Implement state persistence

Use the JS SDK's Actor.useState() or Python SDK's Actor.use_state() methods to persist state across migrations. This method automatically saves your state to the key-value store and restores it when the Actor restarts.

JavaScript
Python

import { Actor } from 'apify';

await Actor.init();

const state = await Actor.useState({ itemCount: 0, lastOffset: 0 });

// The state object is automatically persisted during migrations.
// Update it as your Actor processes data.
state.itemCount += 1;
state.lastOffset = 100;

await Actor.exit();

from apify import Actor

async def main():
    async with Actor:
        state = await Actor.use_state({'item_count': 0, 'last_offset': 0})

        # The state object is automatically persisted during migrations.
        # Update it as your Actor processes data.
        state['item_count'] += 1
        state['last_offset'] = 100

For improved Actor performance, consider caching repeated page data.

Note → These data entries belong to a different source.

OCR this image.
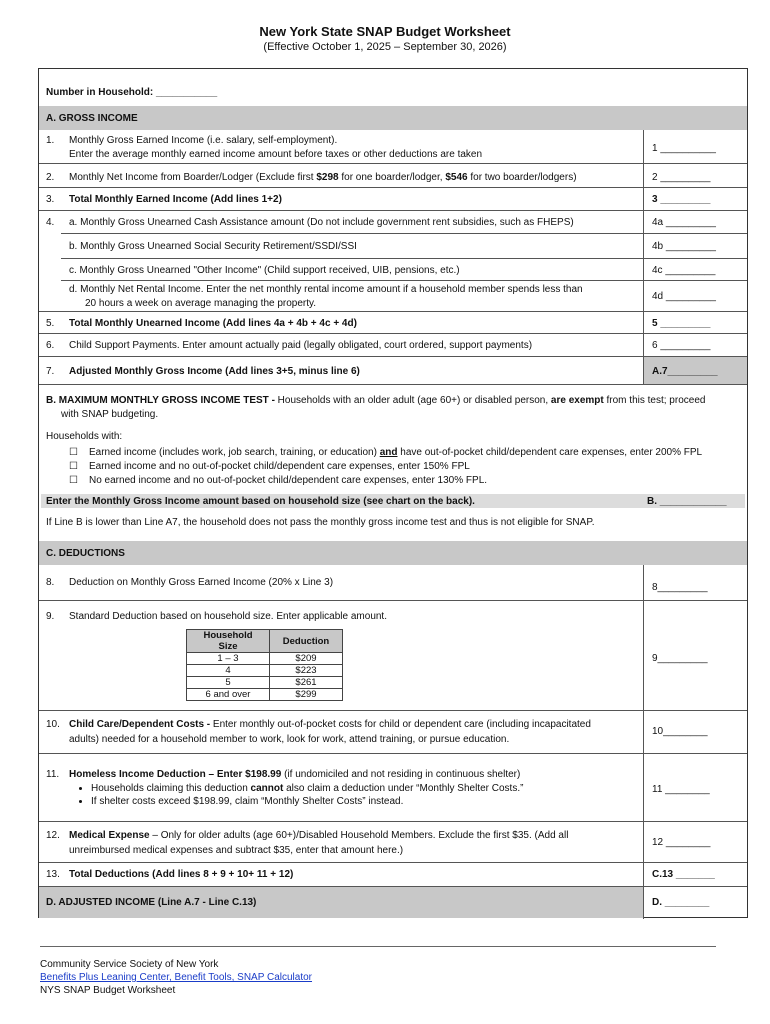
New York State SNAP Budget Worksheet
(Effective October 1, 2025 – September 30, 2026)
Number in Household: ___________
A. GROSS INCOME
1. Monthly Gross Earned Income (i.e. salary, self-employment).
Enter the average monthly earned income amount before taxes or other deductions are taken
1 __________
2. Monthly Net Income from Boarder/Lodger (Exclude first $298 for one boarder/lodger, $546 for two boarder/lodgers)	2 _________
3. Total Monthly Earned Income (Add lines 1+2)	3 _________
4. a. Monthly Gross Unearned Cash Assistance amount (Do not include government rent subsidies, such as FHEPS)	4a _________
b. Monthly Gross Unearned Social Security Retirement/SSDI/SSI	4b _________
c. Monthly Gross Unearned "Other Income" (Child support received, UIB, pensions, etc.)	4c _________
d. Monthly Net Rental Income. Enter the net monthly rental income amount if a household member spends less than
20 hours a week on average managing the property.
4d _________
5. Total Monthly Unearned Income (Add lines 4a + 4b + 4c + 4d)	5 _________
6. Child Support Payments. Enter amount actually paid (legally obligated, court ordered, support payments)	6 _________
7. Adjusted Monthly Gross Income (Add lines 3+5, minus line 6)	A.7_________
B. MAXIMUM MONTHLY GROSS INCOME TEST - Households with an older adult (age 60+) or disabled person, are exempt from this test; proceed
with SNAP budgeting.
Households with:
☐ Earned income (includes work, job search, training, or education) and have out-of-pocket child/dependent care expenses, enter 200% FPL
☐ Earned income and no out-of-pocket child/dependent care expenses, enter 150% FPL
☐ No earned income and no out-of-pocket child/dependent care expenses, enter 130% FPL.
Enter the Monthly Gross Income amount based on household size (see chart on the back).	B. ____________
If Line B is lower than Line A7, the household does not pass the monthly gross income test and thus is not eligible for SNAP.
C. DEDUCTIONS
8. Deduction on Monthly Gross Earned Income (20% x Line 3)	8_________
9. Standard Deduction based on household size. Enter applicable amount.
Household Size	Deduction
1 – 3	$209
4	$223
5	$261
6 and over	$299
9_________
10. Child Care/Dependent Costs - Enter monthly out-of-pocket costs for child or dependent care (including incapacitated
adults) needed for a household member to work, look for work, attend training, or pursue education.
10________
11. Homeless Income Deduction – Enter $198.99 (if undomiciled and not residing in continuous shelter)
• Households claiming this deduction cannot also claim a deduction under “Monthly Shelter Costs.”
• If shelter costs exceed $198.99, claim “Monthly Shelter Costs” instead.
11 ________
12. Medical Expense – Only for older adults (age 60+)/Disabled Household Members. Exclude the first $35. (Add all
unreimbursed medical expenses and subtract $35, enter that amount here.)
12 ________
13. Total Deductions (Add lines 8 + 9 + 10+ 11 + 12)	C.13 _______
D. ADJUSTED INCOME (Line A.7 - Line C.13)	D. ________
Community Service Society of New York
Benefits Plus Leaning Center, Benefit Tools, SNAP Calculator
NYS SNAP Budget Worksheet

Speed up migrations and ensure consistency

Once your Actor receives the migrating event, the Apify platform will shut it down and restart it on a new server within one minute. To speed this process up and ensure state consistency, you can manually reboot the Actor in the migrating event handler using the Actor.reboot() method available in the Apify SDK for JavaScript or Apify SDK for Python.

JavaScript
Python

import { Actor } from 'apify';

await Actor.init();
// ...
Actor.on('migrating', async () => {
    // ...
    // save state
    // ...
    await Actor.reboot();
});
// ...
await Actor.exit();

from apify import Actor, Event

async def actor_migrate(_event_data):
    # ...
    # save state
    # ...
    await Actor.reboot()

async def main():
    async with Actor:
        # ...
        Actor.on(Event.MIGRATING, actor_migrate)
        # ...